There was a time when they didn’t have a professional videographer or fans. They had only the cell phone videos of Millennials everywhere. The earliest well-known home video of the Norwegians is of Norwegian Iden trying to fix his road bike in a small rundown Airbnb in Nice as the rain pours outside. He’s trying to make it faster or more aero or something. He looks like he’s making it up, which isn’t to say he isn’t making it up better than those who pretend they aren’t making it up. He went on to win that race. If you watch the video after knowing that, knowing that he won, you can see it. If you watched it before, you can’t.

That was back when the only people who knew about the Norwegians were Norwegian, when the small circle of those who could recite their lactate numbers was two: coaches Arild Tveiten and Olav Aleksander Bu. OK, three, add in Mikal Iden—yes, Norwegian Iden’s brother, turned manager, turned coach, turned mechanic and training partner and photographer and whatever other things a Norwegian requires. Back then, though, they had a plan. They were going to create a Norwegian champion. Fire and ice and data, data, data. They were going to be the Earl Woods, the Richard Williams of triathlon in Norway. All they needed was a batch of young Norwegians to turn into champions. The Norwegians signed onto the plan.

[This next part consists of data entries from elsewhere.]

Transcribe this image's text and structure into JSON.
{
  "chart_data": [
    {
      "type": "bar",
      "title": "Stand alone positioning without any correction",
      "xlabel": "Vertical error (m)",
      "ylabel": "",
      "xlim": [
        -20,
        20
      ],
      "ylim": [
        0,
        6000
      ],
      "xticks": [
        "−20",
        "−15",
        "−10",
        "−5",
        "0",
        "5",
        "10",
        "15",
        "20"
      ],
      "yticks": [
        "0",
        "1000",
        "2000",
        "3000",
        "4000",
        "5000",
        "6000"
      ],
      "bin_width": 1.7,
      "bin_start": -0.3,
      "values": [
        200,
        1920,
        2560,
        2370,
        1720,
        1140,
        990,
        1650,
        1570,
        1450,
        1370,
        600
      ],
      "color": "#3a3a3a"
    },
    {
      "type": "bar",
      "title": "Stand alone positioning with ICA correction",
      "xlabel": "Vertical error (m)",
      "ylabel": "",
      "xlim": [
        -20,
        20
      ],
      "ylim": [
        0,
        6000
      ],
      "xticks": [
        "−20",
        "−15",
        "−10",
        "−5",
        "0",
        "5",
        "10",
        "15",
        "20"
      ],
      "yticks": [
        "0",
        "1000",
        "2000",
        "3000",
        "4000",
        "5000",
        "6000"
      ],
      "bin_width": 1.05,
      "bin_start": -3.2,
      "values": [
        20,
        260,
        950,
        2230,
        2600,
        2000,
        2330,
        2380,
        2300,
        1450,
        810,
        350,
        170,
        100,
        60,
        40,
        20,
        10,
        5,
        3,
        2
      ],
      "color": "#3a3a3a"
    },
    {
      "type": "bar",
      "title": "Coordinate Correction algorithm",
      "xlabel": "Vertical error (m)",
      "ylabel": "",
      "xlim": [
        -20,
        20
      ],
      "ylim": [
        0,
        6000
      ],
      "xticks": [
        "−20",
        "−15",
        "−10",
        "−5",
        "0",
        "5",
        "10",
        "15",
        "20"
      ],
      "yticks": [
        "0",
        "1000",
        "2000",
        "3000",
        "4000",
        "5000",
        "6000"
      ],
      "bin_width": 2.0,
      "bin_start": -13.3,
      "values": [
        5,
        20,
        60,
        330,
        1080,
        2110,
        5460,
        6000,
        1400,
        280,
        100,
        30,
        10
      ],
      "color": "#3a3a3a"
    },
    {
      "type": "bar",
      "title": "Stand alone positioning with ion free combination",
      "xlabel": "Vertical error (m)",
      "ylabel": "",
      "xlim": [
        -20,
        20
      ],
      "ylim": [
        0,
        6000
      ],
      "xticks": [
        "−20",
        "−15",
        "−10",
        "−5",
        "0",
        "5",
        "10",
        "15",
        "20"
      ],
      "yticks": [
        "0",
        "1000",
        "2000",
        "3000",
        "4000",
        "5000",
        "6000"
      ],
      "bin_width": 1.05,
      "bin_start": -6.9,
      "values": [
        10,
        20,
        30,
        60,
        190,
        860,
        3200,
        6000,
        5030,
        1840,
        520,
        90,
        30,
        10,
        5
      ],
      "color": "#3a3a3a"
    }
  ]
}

It worked. In case you didn’t know, the plan worked exactly how it was supposed to work. Norwegian Blummenfelt became an Olympic champion. Norwegian Iden became a two-time 70.3 world champion. Now everyone knows about the Norwegians. I hear there are more Norwegians, younger Norwegians, coming.

Do you know what Norwegian Iden’s wheels on his bike said when he won his second world title? They said: Winning is a choice.

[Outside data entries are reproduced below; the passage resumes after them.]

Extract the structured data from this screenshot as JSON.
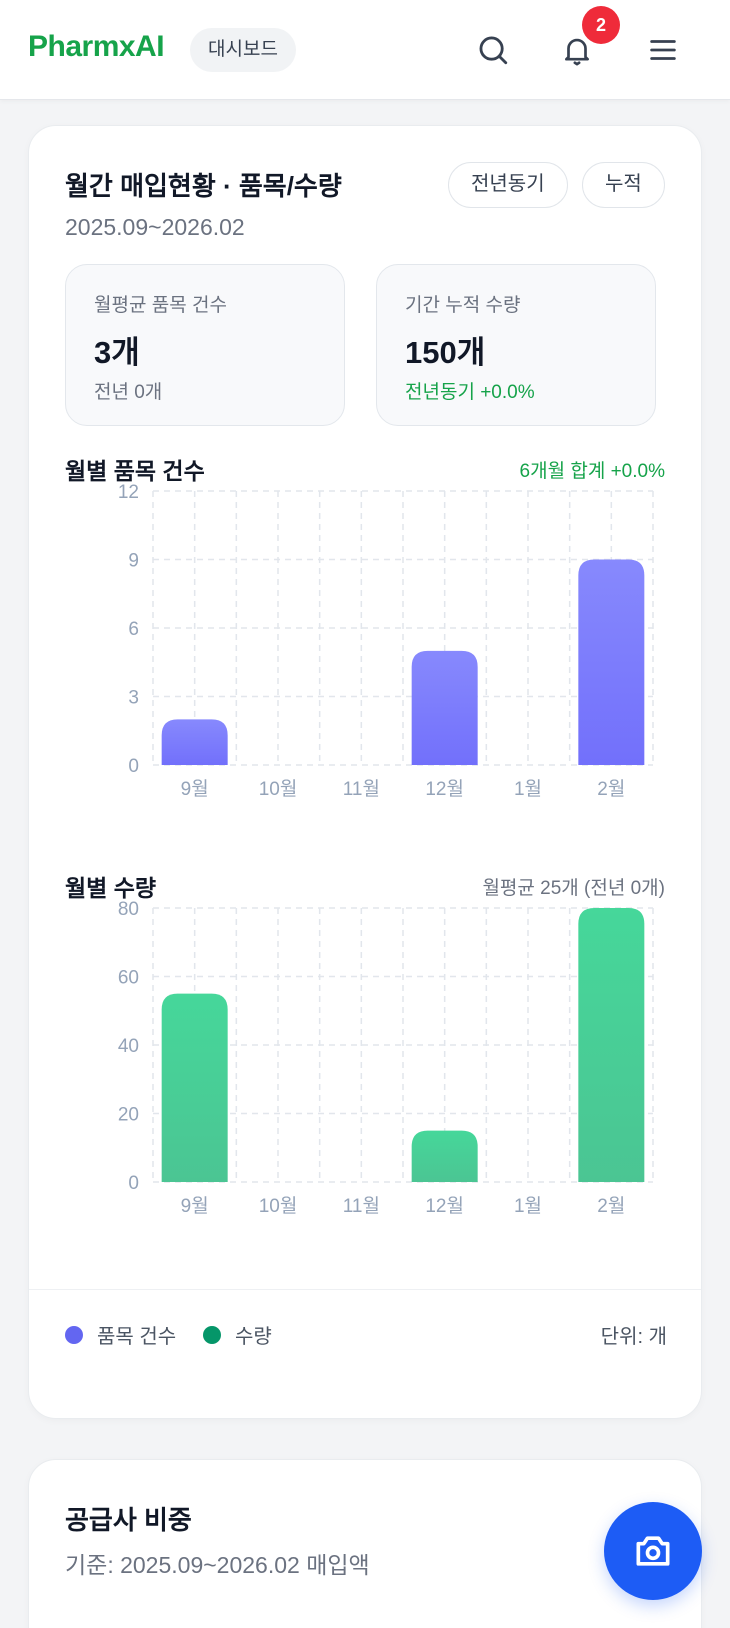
{
  "header": {
    "brand": "PharmxAI",
    "page_pill": "대시보드",
    "notification_count": "2",
    "icons": [
      "search-icon",
      "bell-icon",
      "menu-icon"
    ]
  },
  "monthly_card": {
    "title": "월간 매입현황 · 품목/수량",
    "period": "2025.09~2026.02",
    "chips": [
      {
        "label": "전년동기"
      },
      {
        "label": "누적"
      }
    ],
    "stats": [
      {
        "label": "월평균 품목 건수",
        "value": "3개",
        "foot": "전년 0개"
      },
      {
        "label": "기간 누적 수량",
        "value": "150개",
        "foot": "전년동기 +0.0%"
      }
    ],
    "items_chart": {
      "title": "월별 품목 건수",
      "meta": "6개월 합계 +0.0%"
    },
    "qty_chart": {
      "title": "월별 수량",
      "meta": "월평균 25개 (전년 0개)"
    },
    "legend": [
      {
        "label": "품목 건수",
        "color": "#6366f1"
      },
      {
        "label": "수량",
        "color": "#059669"
      }
    ],
    "unit": "단위: 개"
  },
  "supplier_card": {
    "title": "공급사 비중",
    "subtitle": "기준: 2025.09~2026.02 매입액"
  },
  "fab": {
    "icon": "camera-icon"
  },
  "colors": {
    "brand": "#16a34a",
    "purple_bar": "#7473fb",
    "green_bar": "#47d198",
    "badge": "#ef2b3a",
    "fab": "#1d5cf5"
  },
  "chart_data": [
    {
      "type": "bar",
      "title": "월별 품목 건수",
      "categories": [
        "9월",
        "10월",
        "11월",
        "12월",
        "1월",
        "2월"
      ],
      "values": [
        2,
        0,
        0,
        5,
        0,
        9
      ],
      "yticks": [
        0,
        3,
        6,
        9,
        12
      ],
      "ylim": [
        0,
        12
      ],
      "xlabel": "",
      "ylabel": "",
      "grid": true,
      "annotation": "6개월 합계 +0.0%"
    },
    {
      "type": "bar",
      "title": "월별 수량",
      "categories": [
        "9월",
        "10월",
        "11월",
        "12월",
        "1월",
        "2월"
      ],
      "values": [
        55,
        0,
        0,
        15,
        0,
        80
      ],
      "yticks": [
        0,
        20,
        40,
        60,
        80
      ],
      "ylim": [
        0,
        80
      ],
      "xlabel": "",
      "ylabel": "",
      "grid": true,
      "annotation": "월평균 25개 (전년 0개)"
    }
  ]
}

Do you know what his new bike says now? It says: From Bergen.

Now the Norwegian way of training is everywhere that people care about a way of training. In the New York Times, in the Olympics, in articles dissecting, and blogs and forums debating if it’s periodized or pyramidic, if the Norwegians test their fecal matter, their blood, their sweat. Do they go easy easy or hard hard or some combo or just on the line? Wasn’t there that speedskater too who wrote a whole thesis on his training methods? Oh, he was from Sweden? Details.

And through this all, the Norwegians look like they’re still having fun. I think. They look like they’re on a lark, at a training camp, but a camp that never ends, and they’re just out there making memories and stopping at gas stations and egging each other on and posting pictures of inside jokes about aerobars that are too tall. They look like they’re having real fun? Not just the kind of pretend fun people usually have on social media. But maybe I’m projecting. It’s easy to project onto the Norwegians.

Maybe this is the kind of champion you become when you’re from Norway, when no one cares what you do outside of your workouts. As long as you hit your lactate numbers, have all the fun you want. Maybe this is what happens when no one media trained you to not post videos eating pizza sitting on a track. (“If you are a world champion, like me, then you eat whatever you want.”) Or maybe it’s actually genius media training. I read that kids in Norway aren’t allowed to compete for medals until after the age of 13, that it’s about participation first. But kids aren’t stupid; they know who’s fastest. The Norwegians definitely know.

Or else I’m wrong, projecting, filling in sketches with details imagined and exaggerated. Maybe the Norwegians aren’t really as direct and straightforward, as self-effacing and down-to-earth as they seem in English. Maybe something gets lost in translation or in the game of telephone triathletes play, relaying details passed on and on and on. I hear the Norwegians are ready to step into the limelight. I hear they’ve come a long way from Bergen. I hear they’re quietly confident, ready to go, no, they’re too ready, they’re overly confident, they’ve lost the fire, did you see that one video, did you hear the workouts they do, did you look at their Strava. I heard they do 7×10-minutes at threshold with 1 minute rest. OK, I made that up, but it sounds right, right?

I hear the Norwegians had a cold, but they’re really very nearly better now. They’re at 90% already, they’ll be 100% by race day, don’t worry, I hear. They have a plan. Winning is a choice.